Ms. Haddish thought it sounded like something else. “You don’t know nothing about the woman’s body, do you?” she said to Mr. Chan, teasingly.
She tried to make it up to him by offering her womb to Mr. Chan and his boyfriend, Ted Uotani, who sat at the back of the room, shaking with laughter. “You got a baby mama between y’all?” she said. “I got a uterus.” She even pledged to pay child support. “I think it’s a good plan,” she said. “That way I could still do my career. Y’all could have your kid.”
Mr. Chan tried to bring her attention back to the dry ingredients. “I’m not going to sexually harass you no more,” she said.
With the dry ingredients combined, she cracked an egg into the bowl with the butter and sugar, then added molasses. “Molasses is good for you, good for keeping your hair black,” she said.
Mr. Chan showed her how to pour the dry ingredients onto a square of parchment paper, then roll the paper up. “Like when you roll a joint,” Ms. Haddish said.
“I have no idea what that means,” Mr. Chan said.
He then had her fold the dry ingredients into the wet ones.
They spread the dough onto silicon mats, covered it in parchment paper and began to roll it smooth with wooden dowels. When Ms. Haddish observed that it looked like a soiled diaper, Mr. Chan reminded her about proper kitchen etiquette.
“Oh damn,” she said. “Behavior-wise, I fail. But the final product is going to be fantastic. Because I’m making it with joy.
“Love helps,” Mr. Chan said.
“No, you don’t need love,” she said. “You need joy. Love can be hurtful, love can be painful.”
The dough went into the freezer to set, and Mr. Chan began to prepare a stiff royal icing. He divided it into smaller bowls and asked Ms. Haddish to add food coloring before spooning the contents into a paper cone.
She licked her fingers as she spooned. “If it gets on my fingers, it means it wants to get in my mouth,” she said.
While the dough firmed up, Mr. Chan brought out some pre-baked cookies: small gingerbread people, large gingerbread people, circles that could be strung as ball ornaments. Ms. Haddish decorated enthusiastically, piping abstract designs, smiles and outfits, some of them Hanukkah inspired. “Sweet ’fro,” she said, dusting some iced hair with sanding sugar.
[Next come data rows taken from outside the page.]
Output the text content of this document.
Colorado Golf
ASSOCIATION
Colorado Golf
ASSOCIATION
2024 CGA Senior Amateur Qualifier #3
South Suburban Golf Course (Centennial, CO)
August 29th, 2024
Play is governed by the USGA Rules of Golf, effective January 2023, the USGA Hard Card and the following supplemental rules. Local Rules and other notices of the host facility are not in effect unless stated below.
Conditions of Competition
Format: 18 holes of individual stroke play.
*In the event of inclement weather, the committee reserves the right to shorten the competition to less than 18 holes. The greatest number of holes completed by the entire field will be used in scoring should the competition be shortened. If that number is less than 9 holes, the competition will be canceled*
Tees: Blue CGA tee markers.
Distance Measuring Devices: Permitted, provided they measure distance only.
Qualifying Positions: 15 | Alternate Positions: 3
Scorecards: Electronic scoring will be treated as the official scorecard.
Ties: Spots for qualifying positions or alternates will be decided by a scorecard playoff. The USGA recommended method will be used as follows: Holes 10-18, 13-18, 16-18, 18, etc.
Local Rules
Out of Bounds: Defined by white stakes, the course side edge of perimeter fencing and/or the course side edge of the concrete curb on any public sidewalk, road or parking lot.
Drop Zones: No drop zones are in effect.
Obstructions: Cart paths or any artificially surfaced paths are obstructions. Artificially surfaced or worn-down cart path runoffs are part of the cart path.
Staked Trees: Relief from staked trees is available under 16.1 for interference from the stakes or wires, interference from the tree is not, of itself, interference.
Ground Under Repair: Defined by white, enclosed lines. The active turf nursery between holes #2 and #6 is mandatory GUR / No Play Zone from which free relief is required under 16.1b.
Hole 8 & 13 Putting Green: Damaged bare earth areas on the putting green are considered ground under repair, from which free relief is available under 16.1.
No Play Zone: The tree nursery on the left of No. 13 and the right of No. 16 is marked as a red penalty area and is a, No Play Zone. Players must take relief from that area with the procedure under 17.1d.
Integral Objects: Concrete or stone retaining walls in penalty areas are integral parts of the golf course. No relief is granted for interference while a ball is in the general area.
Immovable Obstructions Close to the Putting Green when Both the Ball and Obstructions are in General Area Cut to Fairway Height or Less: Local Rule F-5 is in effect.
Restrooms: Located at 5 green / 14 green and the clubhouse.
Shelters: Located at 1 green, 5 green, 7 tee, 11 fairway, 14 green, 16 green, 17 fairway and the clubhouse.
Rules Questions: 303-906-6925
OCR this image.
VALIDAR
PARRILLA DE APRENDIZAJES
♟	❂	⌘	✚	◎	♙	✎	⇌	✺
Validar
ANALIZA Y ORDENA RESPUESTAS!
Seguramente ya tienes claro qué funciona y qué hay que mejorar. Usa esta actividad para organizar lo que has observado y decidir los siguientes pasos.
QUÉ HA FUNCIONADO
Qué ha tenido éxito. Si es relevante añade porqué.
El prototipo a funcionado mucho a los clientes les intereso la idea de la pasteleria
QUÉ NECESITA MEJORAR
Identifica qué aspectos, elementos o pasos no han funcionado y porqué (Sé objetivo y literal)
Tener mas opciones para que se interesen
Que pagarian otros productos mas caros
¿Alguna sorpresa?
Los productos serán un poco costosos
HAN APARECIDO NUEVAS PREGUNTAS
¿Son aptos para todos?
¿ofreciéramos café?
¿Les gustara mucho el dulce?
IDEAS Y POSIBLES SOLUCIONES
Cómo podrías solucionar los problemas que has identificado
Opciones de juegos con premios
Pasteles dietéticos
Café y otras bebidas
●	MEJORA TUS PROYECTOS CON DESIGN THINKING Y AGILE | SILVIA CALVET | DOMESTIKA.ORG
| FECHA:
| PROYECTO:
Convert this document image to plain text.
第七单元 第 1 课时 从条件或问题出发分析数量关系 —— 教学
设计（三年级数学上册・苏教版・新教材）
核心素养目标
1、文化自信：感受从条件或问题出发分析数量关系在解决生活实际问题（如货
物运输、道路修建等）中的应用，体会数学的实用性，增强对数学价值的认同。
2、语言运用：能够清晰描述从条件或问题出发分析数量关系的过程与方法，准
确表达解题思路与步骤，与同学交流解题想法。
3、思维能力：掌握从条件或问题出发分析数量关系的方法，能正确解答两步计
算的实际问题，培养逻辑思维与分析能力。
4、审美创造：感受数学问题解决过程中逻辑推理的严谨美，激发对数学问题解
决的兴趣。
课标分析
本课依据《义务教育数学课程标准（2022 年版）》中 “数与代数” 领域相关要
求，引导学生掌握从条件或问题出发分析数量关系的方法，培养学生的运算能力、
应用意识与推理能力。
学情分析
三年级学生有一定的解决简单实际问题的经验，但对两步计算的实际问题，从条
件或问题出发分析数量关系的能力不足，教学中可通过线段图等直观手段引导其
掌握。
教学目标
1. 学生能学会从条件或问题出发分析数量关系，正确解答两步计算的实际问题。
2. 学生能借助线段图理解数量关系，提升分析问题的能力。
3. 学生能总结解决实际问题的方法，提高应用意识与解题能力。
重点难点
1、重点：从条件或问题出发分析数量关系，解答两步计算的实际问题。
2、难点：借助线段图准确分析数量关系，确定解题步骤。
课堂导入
After 20 minutes, they took the dough out of the freezer and cut it into more gingerbread people and circles. After baking them for eight minutes, she and Mr. Chan decorated those too. “We’re making cookies like a boss!” she said, eating a leg.
When she noticed that she and Mr. Chan had both made gingerbread women in white, she held an impromptu lesbian wedding.
She told Mr. Chan about her bat mitzvah, about her Torah portion (Genesis 28: 12-17), about dating in Los Angeles. “I met a guy at the gas station the other day, didn’t have a clue who I was, he just wanted to holler,” she said.
An hour later, she and Mr. Chan had decorated about two dozen cookies, hers messier than his: baubles ornamented with swirls and dots, gingerbread people in bow ties and jaunty yellow pants.
Mr. Chan carefully arranged them in a cardboard box. Ms. Haddish, licking a finger, looked satisfied. “I feel like I can start a factory now,” she said. “She Ready Cookies.”